Die Poesie der Farben

Sacha Szabo – Soziologe

Ein poetischer Festivaltrend überzieht die letzten zwei, drei Jahre Deutschland. Holi-Festivals. Bei diesen Festen treffen sich junge Menschen, feiern zusammen bei Elektronischer Musik und bewerfen sich mit buntem Pulver. Wir fragten den Freiburger Soziologen Sacha Szabo vom Institut für Theoriekultur nach der Bedeutung dieses Trends.

Was ist das besondere am Holi-Fest, was fällt ihnen daran auf, was ist das ungewöhnliche?

Sacha Szabo: Ganz unmittelbar ist die Poesie der Farben, die in die Luft geworfen werden, sich vermischen und vom Wind davon getragen werden. Auf der analytischen Ebene. Es ist eine sehr friedliche Vergemeinschaftung. Das ist für einen Gesellschaftswissenschaftler sehr spannend.

Woran liegt das?

Sacha Szabo: Das Holi-Fest, wie es gerade populär wird, ist eine Art Nachwehe des Techno. Dieser hatte ja immer auch eine Hippie-Attitüde eines friedlichen Zusammenlebens. Diese Stimmung von Love, Peace and Happiness wird nun von den Kindern der Hippieeltern neu entdeckt. Der Ursprung des Holi-Festes liegt in Indien. Es wird sogar behauptet, dass es eines der ältesten Feste überhaupt ist.

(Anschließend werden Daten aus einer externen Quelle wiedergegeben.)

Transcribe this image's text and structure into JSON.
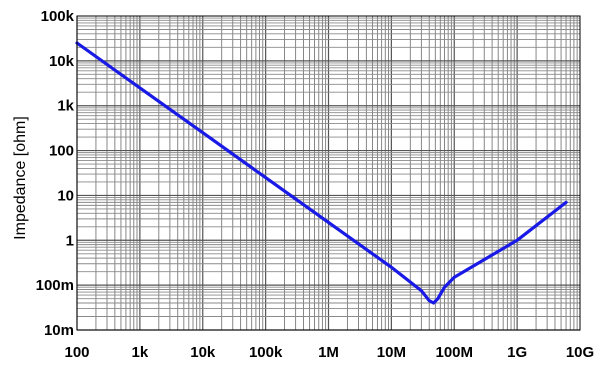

Diesen religiösen Farbrausch, der wenn auch profanisiert, verweist immer noch auf eine andere Seite unserer Wirklichkeit.

Wie meinen Sie das?

Sacha Szabo: Die Drogenafinitität der Hippies ist ja bekannt. Ebenso die Nähe des Techno zu den Drogen. Beide Bewegungen waren an bestimmten Formen der Selbstversenkung interessiert. Daher zitierte Techno auch häufig Symbole der Hippiekultur. Durch die Monotonie der Beats konnten sich die Technojünger, ein Begriff im Übrigen der für andere Subkulturen nicht so geläufig ist, in eine Art Trance eingrooven. Diese Form der Selbstversenkung ist nun die aktuelle Verbindung von Techno, Hippietum und Indischer Kultur. Was nun vielen nicht so bewusst ist, dass Techno nicht nur aus Musik, Tanzen und Drogen bestand, sondern immer auch stark auf optische Reize Bezug nahm. Als der Techno aufkam waren auch Mindmachines In. Dies waren Apparate, die auf die Augen gesetzt wurden und mit Lichtreizen eine Art optische Droge waren. Die Buntheit ist ein wichtiges Element dieser Events.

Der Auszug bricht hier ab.